Onlara ulaşmanın, verdikleri haberi tekzip etmenin, ya da dava
açmanın imkanı yok. Bulaştırmaya çalıştıkları çamur, attıkları
iftira hep yanlarına kâr kalıyor. Pek çok sanatçı, iş adamı ve
siyasetçi bunlardan şikayetçi. Sanatçılar adına porno site
açıyorlar. Olmadık fotoğrafları montajlayıp koyuyorlar. Bunların
yüzünden pek çok masum insan, çevresinin yüzüne bakamayacak duruma
düşüyor. Atılan iftiraların haddi hesabı yok... İğrençlik diz boyu!
* * * İnsan başına gelince anlıyor... "Bağımsız ve Direk" sloganını
kullanan ve ABD'den yayın yapan bir "internet gazetesi" bakın ne
yazmış: "Yüce Divan'ın kendisi, eşi ve çocuklarının mal varlığına
tedbir koyduğu eski bakan Koray Aydın'ın gizli kasasının hesabında
2 trilyon 130 milyar lira bulunan kız kardeşi Arzu Çağlayan olduğu
ileri sürüldü. MHP'li eski bakan Aydın'ın iş ortaklığı yaptığı
isimler arasında Emin Pazarcı adlı gazeteci de bulunuyordu." İftira
aynen böyle. Dikkat edin, bir iddiadan bahsedilmiyor. Kesin olarak
hüküm veriliyor. Ayrıca, bu iddianın arkasında da durulmuyor.

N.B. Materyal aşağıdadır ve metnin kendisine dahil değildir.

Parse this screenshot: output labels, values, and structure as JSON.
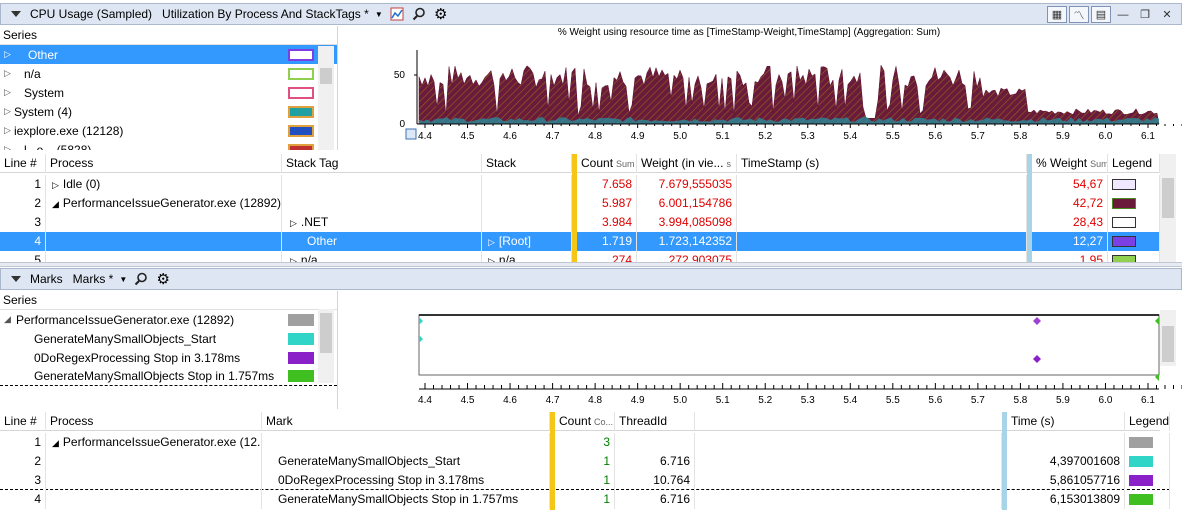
{
  "cpu_panel": {
    "title": "CPU Usage (Sampled)",
    "view_name": "Utilization By Process And StackTags *",
    "series_header": "Series",
    "series": [
      {
        "label": "Other",
        "color": "#7b3fe4",
        "selected": true
      },
      {
        "label": "n/a",
        "color": "#8fd14f",
        "selected": false
      },
      {
        "label": "System",
        "color": "#e05080",
        "selected": false
      },
      {
        "label": "System (4)",
        "color": "#20a0a0",
        "selected": false
      },
      {
        "label": "iexplore.exe (12128)",
        "color": "#2050c0",
        "selected": false
      },
      {
        "label": "l...e... (5828)",
        "color": "#c03030",
        "selected": false
      }
    ],
    "chart": {
      "title": "% Weight using resource time as [TimeStamp-Weight,TimeStamp] (Aggregation: Sum)",
      "y_ticks": [
        "50",
        "0"
      ],
      "x_ticks": [
        "4.4",
        "4.5",
        "4.6",
        "4.7",
        "4.8",
        "4.9",
        "5.0",
        "5.1",
        "5.2",
        "5.3",
        "5.4",
        "5.5",
        "5.6",
        "5.7",
        "5.8",
        "5.9",
        "6.0",
        "6.1"
      ]
    },
    "columns": [
      "Line #",
      "Process",
      "Stack Tag",
      "Stack",
      "Count",
      "Weight (in vie...",
      "TimeStamp (s)",
      "% Weight",
      "Legend"
    ],
    "count_sub": "Sum",
    "weight_sub": "s",
    "pct_sub": "Sum",
    "rows": [
      {
        "line": "1",
        "process": "Idle (0)",
        "tag": "",
        "stack": "",
        "count": "7.658",
        "weight": "7.679,555035",
        "pct": "54,67",
        "legend": "#f0e8ff",
        "tri": "right"
      },
      {
        "line": "2",
        "process": "PerformanceIssueGenerator.exe (12892)",
        "tag": "",
        "stack": "",
        "count": "5.987",
        "weight": "6.001,154786",
        "pct": "42,72",
        "legend": "#6a1a3a",
        "tri": "down"
      },
      {
        "line": "3",
        "process": "",
        "tag": ".NET",
        "stack": "",
        "count": "3.984",
        "weight": "3.994,085098",
        "pct": "28,43",
        "legend": "#ffffff",
        "tri": "none"
      },
      {
        "line": "4",
        "process": "",
        "tag": "Other",
        "stack": "[Root]",
        "count": "1.719",
        "weight": "1.723,142352",
        "pct": "12,27",
        "legend": "#7b3fe4",
        "tri": "none"
      },
      {
        "line": "5",
        "process": "",
        "tag": "n/a",
        "stack": "n/a",
        "count": "274",
        "weight": "272,903075",
        "pct": "1,95",
        "legend": "#8fd14f",
        "tri": "none"
      }
    ]
  },
  "marks_panel": {
    "title": "Marks",
    "view_name": "Marks *",
    "series_header": "Series",
    "series": [
      {
        "label": "PerformanceIssueGenerator.exe (12892)",
        "color": "#a0a0a0"
      },
      {
        "label": "GenerateManySmallObjects_Start",
        "color": "#30d5c8"
      },
      {
        "label": "0DoRegexProcessing Stop in 3.178ms",
        "color": "#8a20c8"
      },
      {
        "label": "GenerateManySmallObjects Stop in 1.757ms",
        "color": "#40c020"
      }
    ],
    "x_ticks": [
      "4.4",
      "4.5",
      "4.6",
      "4.7",
      "4.8",
      "4.9",
      "5.0",
      "5.1",
      "5.2",
      "5.3",
      "5.4",
      "5.5",
      "5.6",
      "5.7",
      "5.8",
      "5.9",
      "6.0",
      "6.1"
    ],
    "columns": [
      "Line #",
      "Process",
      "Mark",
      "Count",
      "ThreadId",
      "Time (s)",
      "Legend"
    ],
    "count_sub": "Co...",
    "rows": [
      {
        "line": "1",
        "process": "PerformanceIssueGenerator.exe (12...",
        "mark": "",
        "count": "3",
        "thread": "",
        "time": "",
        "legend": "#a0a0a0"
      },
      {
        "line": "2",
        "process": "",
        "mark": "GenerateManySmallObjects_Start",
        "count": "1",
        "thread": "6.716",
        "time": "4,397001608",
        "legend": "#30d5c8"
      },
      {
        "line": "3",
        "process": "",
        "mark": "0DoRegexProcessing Stop in 3.178ms",
        "count": "1",
        "thread": "10.764",
        "time": "5,861057716",
        "legend": "#8a20c8"
      },
      {
        "line": "4",
        "process": "",
        "mark": "GenerateManySmallObjects Stop in 1.757ms",
        "count": "1",
        "thread": "6.716",
        "time": "6,153013809",
        "legend": "#40c020"
      }
    ]
  }
}
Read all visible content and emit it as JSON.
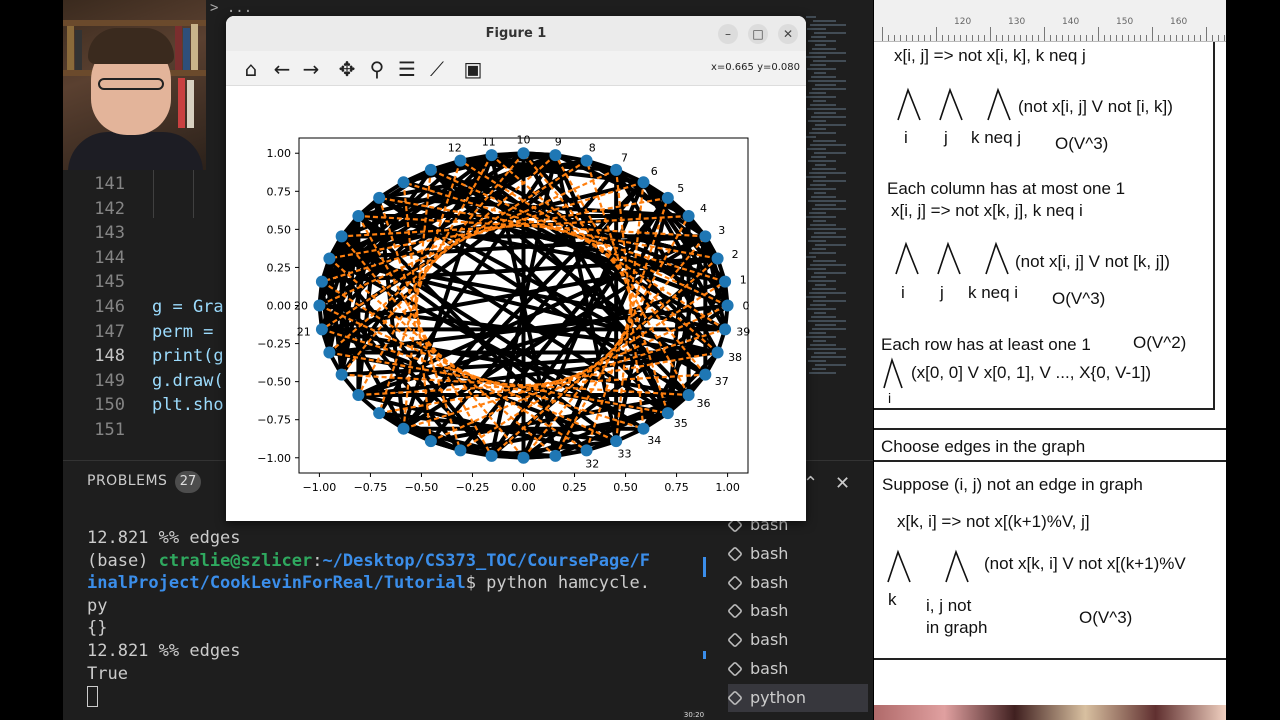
{
  "editor": {
    "breadcrumb": "> ...",
    "lines": [
      {
        "num": "141",
        "code": ""
      },
      {
        "num": "142",
        "code": ""
      },
      {
        "num": "143",
        "code": ""
      },
      {
        "num": "144",
        "code": ""
      },
      {
        "num": "145",
        "code": ""
      },
      {
        "num": "146",
        "code": "g = Gra"
      },
      {
        "num": "147",
        "code": "perm = "
      },
      {
        "num": "148",
        "code": "print(g"
      },
      {
        "num": "149",
        "code": "g.draw("
      },
      {
        "num": "150",
        "code": "plt.sho"
      },
      {
        "num": "151",
        "code": ""
      }
    ],
    "current_line": "148"
  },
  "panel": {
    "problems_label": "PROBLEMS",
    "problems_count": "27",
    "terminal": {
      "l1": "12.821 %% edges",
      "l2_prefix": "(base) ",
      "l2_user": "ctralie@szlicer",
      "l2_colon": ":",
      "l2_path": "~/Desktop/CS373_TOC/CoursePage/F",
      "l3_path": "inalProject/CookLevinForReal/Tutorial",
      "l3_rest": "$ python hamcycle.",
      "l4": "py",
      "l5": "{}",
      "l6": "12.821 %% edges",
      "l7": "True"
    },
    "terminals": [
      "bash",
      "bash",
      "bash",
      "bash",
      "bash",
      "bash",
      "python"
    ]
  },
  "figure": {
    "title": "Figure 1",
    "coords": "x=0.665 y=0.080",
    "toolbar": [
      "home-icon",
      "back-icon",
      "forward-icon",
      "pan-icon",
      "zoom-icon",
      "configure-icon",
      "edit-axis-icon",
      "save-icon"
    ]
  },
  "chart_data": {
    "type": "scatter",
    "title": "",
    "xlabel": "",
    "ylabel": "",
    "xlim": [
      -1.1,
      1.1
    ],
    "ylim": [
      -1.1,
      1.1
    ],
    "xticks": [
      "−1.00",
      "−0.75",
      "−0.50",
      "−0.25",
      "0.00",
      "0.25",
      "0.50",
      "0.75",
      "1.00"
    ],
    "yticks": [
      "1.00",
      "0.75",
      "0.50",
      "0.25",
      "0.00",
      "−0.25",
      "−0.50",
      "−0.75",
      "−1.00"
    ],
    "node_count": 40,
    "node_color": "#1f77b4",
    "edge_color": "#000000",
    "cycle_color": "#ff7f0e",
    "visible_node_labels": [
      "0",
      "1",
      "2",
      "3",
      "4",
      "5",
      "6",
      "7",
      "8",
      "9",
      "10",
      "11",
      "12",
      "20",
      "21",
      "32",
      "33",
      "34",
      "35",
      "36",
      "37",
      "38",
      "39"
    ]
  },
  "whiteboard": {
    "ruler_labels": [
      "120",
      "130",
      "140",
      "150",
      "160"
    ],
    "l1": "x[i, j] => not x[i, k], k neq j",
    "l2": "(not x[i, j] V not [i, k])",
    "l3a": "i",
    "l3b": "j",
    "l3c": "k neq j",
    "l3d": "O(V^3)",
    "l4": "Each column has at most one 1",
    "l5": "x[i, j] => not x[k, j], k neq i",
    "l6": "(not x[i, j] V not [k, j])",
    "l7a": "i",
    "l7b": "j",
    "l7c": "k neq i",
    "l7d": "O(V^3)",
    "l8": "Each row has at least one 1",
    "l8b": "O(V^2)",
    "l9": "(x[0, 0] V x[0, 1], V ..., X{0, V-1])",
    "l9i": "i",
    "l10": "Choose edges in the graph",
    "l11": "Suppose (i, j) not an edge in graph",
    "l12": "x[k, i] => not x[(k+1)%V, j]",
    "l13": "(not x[k, i] V not x[(k+1)%V",
    "l14a": "k",
    "l14b": "i, j not",
    "l14c": "in graph",
    "l14d": "O(V^3)"
  },
  "timestamp": "30:20"
}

Kaynak olarak eski çalıştığım Akşam Gazetesi gösteriliyor. Oysa,
Akşam Gazetesi'nde böyle bir haber yok. Bu resmen şerefsizlik...
Hatta duble şerefsizlik! * * * Emin Pazarcı, tanınmayan bilinmeyen
Sarı Çizmeli Mehmet Ağa değil. Üstelik, ABD'den yayın yapan bu
internet sitesinin başındaki insan da bir gazeteci. Zamanında TV
8'de birlikte çalıştık. Bir telefon açıp sorsa, mesele anlaşılacak.
Ama, yapmıyorlar. İşlerine gelmiyor. Çünkü, amaçları başka. "Çamur
at, izi kalsın" mantığı ile hareket ediyorlar. Asıl meselelerini
mertçe getirip ortaya koymuyorlar. Karınlarında besledikleri kini
kahpece kusuyorlar. Bunlar korkak... Aynı zamanda da ahlak yoksunu!
* * * Koray Aydın'la herkes gibi bakanlık görevinde bulunduğu
sırada gazeteci-siyasetçi diyaloğunun dışında hiç bir ilişkim
olmadı. Gazetecilik görevinden ayrı "özel" sayılabilecek tek
irtibatımız, kızıma diplomasını vermesiydi. Çocuklarımız aynı
okuldaydı. Mezuniyet törenine O da gelmişti. Protokoldeki diğer
bakanlarla birlikte diplomaları onlar dağıttılar. Okul birincisi
kızıma da diplomasını Koray Aydın verdi. Bütün ilişkim bu kadar!
"İş ortaklığı" iddiası tek kelime ile iğrenç. Bırakın Koray
Aydın'ı, hayatım boyunca kimse ile gizli ya da açık iş ortaklığı
yapmadım, ticarete soyunmadım. Gazetecilik dışındaki tek hobim,
köydeki birkaç hayvanım. Tabii o da iş sayılırsa! Bunun tersini
söyleyecek adamın alnını karışlarım! * * * Buradan ilan ediyorum:
Bırakın Koray Aydın'ı... Biri çıksın, bugün ya da geçmişte herhangi
biriyle ticaret yaptığımı, iş ortaklığına girdiğimi ispat etsin.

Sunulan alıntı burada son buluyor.